Lofty goals and not normally practical, so we compromise with a high MOE rated wood product [0.75"/19 mm Marine, Baltic Birch, Apple or similar plywood panels the norm] or make it massive with low MOE MDF or HDF or go all the way with concrete, marble, etc..

If you want to experiment in extremes, make the baffle, one side of thin sheet metal and the other two out of thick Styrofoam sheet packing [no air leaks] attached with construction adhesive and the bottom of something massive to 'anchor' it to the floor.
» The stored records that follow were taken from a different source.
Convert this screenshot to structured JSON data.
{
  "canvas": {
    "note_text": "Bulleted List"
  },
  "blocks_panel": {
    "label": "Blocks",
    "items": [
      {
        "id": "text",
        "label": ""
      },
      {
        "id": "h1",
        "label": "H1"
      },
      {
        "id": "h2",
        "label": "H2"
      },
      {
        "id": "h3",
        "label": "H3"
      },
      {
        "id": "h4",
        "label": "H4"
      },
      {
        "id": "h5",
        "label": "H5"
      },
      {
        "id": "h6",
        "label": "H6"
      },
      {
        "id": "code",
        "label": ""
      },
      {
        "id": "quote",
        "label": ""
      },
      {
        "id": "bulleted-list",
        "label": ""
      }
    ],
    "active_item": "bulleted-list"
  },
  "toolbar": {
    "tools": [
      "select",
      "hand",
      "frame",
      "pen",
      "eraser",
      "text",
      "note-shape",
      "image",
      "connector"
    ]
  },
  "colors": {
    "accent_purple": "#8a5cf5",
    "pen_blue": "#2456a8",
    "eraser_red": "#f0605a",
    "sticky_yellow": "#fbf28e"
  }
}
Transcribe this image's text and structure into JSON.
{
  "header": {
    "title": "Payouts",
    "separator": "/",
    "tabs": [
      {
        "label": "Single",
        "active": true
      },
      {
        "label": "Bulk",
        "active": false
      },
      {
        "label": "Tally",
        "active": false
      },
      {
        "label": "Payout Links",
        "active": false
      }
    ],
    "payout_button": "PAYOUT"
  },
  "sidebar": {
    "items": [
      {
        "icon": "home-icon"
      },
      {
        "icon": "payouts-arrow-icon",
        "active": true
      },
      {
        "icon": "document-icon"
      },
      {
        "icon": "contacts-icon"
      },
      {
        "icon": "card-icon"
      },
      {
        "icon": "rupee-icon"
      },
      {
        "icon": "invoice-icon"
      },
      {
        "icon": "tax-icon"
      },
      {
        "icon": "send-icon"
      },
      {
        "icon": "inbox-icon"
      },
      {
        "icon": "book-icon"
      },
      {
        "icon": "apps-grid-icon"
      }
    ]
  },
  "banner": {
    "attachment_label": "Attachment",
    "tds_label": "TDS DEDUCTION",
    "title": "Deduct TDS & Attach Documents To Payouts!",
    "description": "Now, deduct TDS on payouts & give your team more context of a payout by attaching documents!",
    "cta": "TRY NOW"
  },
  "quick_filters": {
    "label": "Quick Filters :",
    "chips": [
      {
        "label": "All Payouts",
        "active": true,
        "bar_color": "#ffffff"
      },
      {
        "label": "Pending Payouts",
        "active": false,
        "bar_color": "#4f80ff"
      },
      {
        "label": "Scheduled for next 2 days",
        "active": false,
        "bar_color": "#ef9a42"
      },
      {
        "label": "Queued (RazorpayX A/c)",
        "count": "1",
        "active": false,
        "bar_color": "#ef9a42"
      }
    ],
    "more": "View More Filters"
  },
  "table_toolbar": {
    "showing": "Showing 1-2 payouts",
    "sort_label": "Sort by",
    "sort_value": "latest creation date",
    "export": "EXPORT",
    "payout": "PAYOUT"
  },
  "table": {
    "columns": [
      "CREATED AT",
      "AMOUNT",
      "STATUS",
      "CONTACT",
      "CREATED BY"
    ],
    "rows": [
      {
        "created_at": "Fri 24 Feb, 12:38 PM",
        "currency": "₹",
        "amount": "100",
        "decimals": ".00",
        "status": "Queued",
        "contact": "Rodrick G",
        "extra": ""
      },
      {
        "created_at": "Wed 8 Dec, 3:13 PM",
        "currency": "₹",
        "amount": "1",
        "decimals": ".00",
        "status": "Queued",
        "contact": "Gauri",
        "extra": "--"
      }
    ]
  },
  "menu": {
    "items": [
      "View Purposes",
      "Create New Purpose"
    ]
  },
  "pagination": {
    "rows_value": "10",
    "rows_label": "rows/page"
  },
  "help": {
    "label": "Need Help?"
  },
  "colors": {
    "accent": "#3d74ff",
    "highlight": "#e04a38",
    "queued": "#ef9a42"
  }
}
In theory you'll only need to add some wadding at the peak to smooth the pipe's vertical 1/4 WL eigenmodes and have quite a 'conversation piece' as folks wonder why and/or think you're completely clueless WRT speaker design. ;)
 
Pipe have constant lenght while wavelenght of sound is changing by frequency.
As result soundwaves from driver and pipe exit will be sometimes at phase and sometimes at antiphase giving bumps and notches depending on frequency.

By stuffing the part above driver its possible to smooth some of them, but not all. Bump around pipe resonating frequency and big notch in upper bass will remain, resulting in boomy and hollow bass.

Some people consider that "warm na airy" and like the sound and thats why Voigt pipes have their following.

Is there a way around the bass notch flaw by using two different length cabinets with 4 ohm drivers in series for an 8 ohm load, or use a different cabinet for each channel, but i guess symmetry is important for authentic reproduction.
maybe that would cause issues with maintaining a constant volume level.

I know you're going to say that's what a subwoofer is for but i just have a 2 channel amp.